Lately I have been experiencing high peaks in stress and am running around like a nervous little anxiety robot. My students leave my class telling me how relaxed they feel, and this is puzzling to me because I am so tightly wound up inside I am surprised that this isn’t coming through into their practice. Of course, I am grateful for this. But outside my teaching, in my everyday life right now, I am more reactive than ever. I have found myself honking the horn while driving my car, nagging my roommates, and taking everything personally. It’s tiring, frustrating, and I am having a hard time breaking the cycle. I am at a point where I feel like I need to make a change but I am not exactly sure how.
I think it is important to be aware of your present state, good or bad. Don’t try to control it or get down on yourself for being or feeling a certain way. Just be present with it. While we can willfully make efforts toward change, it has to come from a genuine place inside. We have to be prepared for all of the things that come with that shift. If you have ever been a smoker, you understand fully what I mean. Quitting smoking or overeating, giving up sugar or meat are all things that we know would be good for us, but we have to be ready inside ourselves before we even attempt it. We have to have that genuine, honest, innate desire and drive to do so, otherwise we will fail.
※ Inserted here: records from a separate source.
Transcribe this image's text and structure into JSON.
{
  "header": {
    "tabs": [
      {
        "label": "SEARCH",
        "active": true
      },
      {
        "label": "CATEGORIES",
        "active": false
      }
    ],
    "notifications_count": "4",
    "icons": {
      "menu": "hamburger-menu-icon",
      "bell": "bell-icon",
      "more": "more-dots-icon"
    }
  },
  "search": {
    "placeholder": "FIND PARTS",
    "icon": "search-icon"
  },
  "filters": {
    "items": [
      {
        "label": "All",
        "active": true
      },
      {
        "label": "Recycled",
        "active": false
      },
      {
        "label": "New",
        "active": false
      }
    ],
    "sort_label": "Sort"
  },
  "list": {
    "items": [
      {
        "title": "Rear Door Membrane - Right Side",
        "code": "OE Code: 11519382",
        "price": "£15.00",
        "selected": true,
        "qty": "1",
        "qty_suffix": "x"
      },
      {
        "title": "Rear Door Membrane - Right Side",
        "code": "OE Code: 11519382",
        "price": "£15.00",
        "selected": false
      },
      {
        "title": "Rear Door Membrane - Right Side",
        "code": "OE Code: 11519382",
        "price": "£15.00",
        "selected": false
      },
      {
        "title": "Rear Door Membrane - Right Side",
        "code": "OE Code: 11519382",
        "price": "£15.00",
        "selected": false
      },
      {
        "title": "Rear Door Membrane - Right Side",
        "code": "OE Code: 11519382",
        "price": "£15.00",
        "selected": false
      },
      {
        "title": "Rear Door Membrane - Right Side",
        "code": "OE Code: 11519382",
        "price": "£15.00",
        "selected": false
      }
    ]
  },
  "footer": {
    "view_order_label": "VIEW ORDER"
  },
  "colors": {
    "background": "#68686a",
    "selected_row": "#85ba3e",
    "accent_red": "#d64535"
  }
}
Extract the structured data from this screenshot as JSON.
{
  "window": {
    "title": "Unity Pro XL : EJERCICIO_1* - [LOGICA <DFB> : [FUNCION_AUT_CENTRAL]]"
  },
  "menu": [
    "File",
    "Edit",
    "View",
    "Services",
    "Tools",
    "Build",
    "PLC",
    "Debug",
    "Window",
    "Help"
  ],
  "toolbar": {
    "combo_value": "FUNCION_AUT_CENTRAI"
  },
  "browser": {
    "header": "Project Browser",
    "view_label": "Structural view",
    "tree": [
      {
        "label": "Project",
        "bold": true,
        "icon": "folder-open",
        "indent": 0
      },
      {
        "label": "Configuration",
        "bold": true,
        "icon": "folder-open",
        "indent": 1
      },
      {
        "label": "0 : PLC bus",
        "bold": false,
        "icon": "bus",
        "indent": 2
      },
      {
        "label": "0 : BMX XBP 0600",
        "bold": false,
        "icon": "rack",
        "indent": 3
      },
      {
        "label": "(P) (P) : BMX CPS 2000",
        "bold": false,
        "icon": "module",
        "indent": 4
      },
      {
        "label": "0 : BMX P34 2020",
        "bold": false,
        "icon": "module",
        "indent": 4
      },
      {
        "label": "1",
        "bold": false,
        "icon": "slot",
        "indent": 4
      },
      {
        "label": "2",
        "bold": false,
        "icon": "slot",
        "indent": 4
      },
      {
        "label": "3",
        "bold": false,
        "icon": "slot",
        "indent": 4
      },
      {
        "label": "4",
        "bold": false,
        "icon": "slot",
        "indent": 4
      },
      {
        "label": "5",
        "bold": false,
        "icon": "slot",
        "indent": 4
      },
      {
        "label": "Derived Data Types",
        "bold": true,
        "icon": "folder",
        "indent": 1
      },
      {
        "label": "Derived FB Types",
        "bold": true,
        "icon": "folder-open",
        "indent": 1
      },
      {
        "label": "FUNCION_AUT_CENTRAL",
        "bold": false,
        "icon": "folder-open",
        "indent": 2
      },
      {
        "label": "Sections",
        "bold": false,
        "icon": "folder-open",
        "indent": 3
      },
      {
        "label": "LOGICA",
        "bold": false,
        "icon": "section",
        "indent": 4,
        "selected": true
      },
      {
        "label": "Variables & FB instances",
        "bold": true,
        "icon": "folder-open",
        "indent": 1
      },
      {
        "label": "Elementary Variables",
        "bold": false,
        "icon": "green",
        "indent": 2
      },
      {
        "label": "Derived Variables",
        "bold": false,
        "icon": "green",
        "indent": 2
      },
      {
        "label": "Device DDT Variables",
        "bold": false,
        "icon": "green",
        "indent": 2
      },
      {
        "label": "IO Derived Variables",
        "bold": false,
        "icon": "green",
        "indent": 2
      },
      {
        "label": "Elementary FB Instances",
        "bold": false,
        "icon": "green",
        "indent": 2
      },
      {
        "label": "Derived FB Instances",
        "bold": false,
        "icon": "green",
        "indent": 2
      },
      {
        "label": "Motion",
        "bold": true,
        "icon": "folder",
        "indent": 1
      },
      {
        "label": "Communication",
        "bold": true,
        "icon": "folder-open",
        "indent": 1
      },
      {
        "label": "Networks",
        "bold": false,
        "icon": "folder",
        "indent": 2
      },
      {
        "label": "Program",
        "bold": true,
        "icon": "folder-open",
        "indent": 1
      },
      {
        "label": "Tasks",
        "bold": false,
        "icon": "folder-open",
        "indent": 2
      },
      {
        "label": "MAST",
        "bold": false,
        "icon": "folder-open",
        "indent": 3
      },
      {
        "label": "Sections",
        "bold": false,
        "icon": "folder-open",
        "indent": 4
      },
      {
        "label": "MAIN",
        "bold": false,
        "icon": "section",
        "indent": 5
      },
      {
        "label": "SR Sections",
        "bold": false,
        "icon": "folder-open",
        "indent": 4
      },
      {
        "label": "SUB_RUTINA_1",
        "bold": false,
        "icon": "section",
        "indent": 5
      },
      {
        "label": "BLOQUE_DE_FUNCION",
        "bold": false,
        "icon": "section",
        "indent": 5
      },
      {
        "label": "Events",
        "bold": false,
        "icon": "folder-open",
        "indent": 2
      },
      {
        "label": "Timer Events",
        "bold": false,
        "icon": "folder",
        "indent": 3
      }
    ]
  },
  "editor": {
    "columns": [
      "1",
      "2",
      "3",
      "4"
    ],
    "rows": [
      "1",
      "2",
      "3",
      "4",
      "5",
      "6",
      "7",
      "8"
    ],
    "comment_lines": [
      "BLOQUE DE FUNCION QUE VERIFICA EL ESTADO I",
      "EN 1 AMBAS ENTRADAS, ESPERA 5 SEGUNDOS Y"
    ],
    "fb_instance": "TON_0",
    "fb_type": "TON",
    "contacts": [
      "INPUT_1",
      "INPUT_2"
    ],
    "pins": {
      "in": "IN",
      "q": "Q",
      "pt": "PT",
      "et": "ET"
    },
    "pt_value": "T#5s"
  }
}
Quite often our imbalances can serve as signals or clues that a shift needs to be made, and they can indirectly suggest what mode of action we must take. If you have a cold, perhaps you should try eating an orange and drinking some hot tea. If you blow up with anger and frustration every time you visit your family for the holidays, perhaps you should try learning anger management tactics like taking some deep breaths or counting to ten. Being ready to remedy our imbalances takes a lot of practice, certainly. But most importantly it requires the willingness to make an effort, a steadfast effort over time, and perhaps for the rest of our lives.
On Thanksgiving I am grateful for my healthy body and sound mind, my loving boyfriend, my cat, my roommates, my adoring mother, my beautiful friends, my safe apartment, my job, my students young and old, and above all, my Guru. But I am always thankful for these things. This year on Thanksgiving I am working to be grateful for my challenges. To be grateful for the stress, the anxiety, the crazy Boston drivers, the arguments, the nerves, the clammy palms and sweaty pits, the disrespectful neighbors, the short breath. It is these things that will propel me into action, into making a shift in myself and my life. I recall that I never would be a yoga teacher if I didn’t burn out in the business world. It took that horrible experience to bring me where I am today, to where I know I need to be. I am thankful for my challenges, and for the opportunity to make a change for the positive. For the opportunity to grow.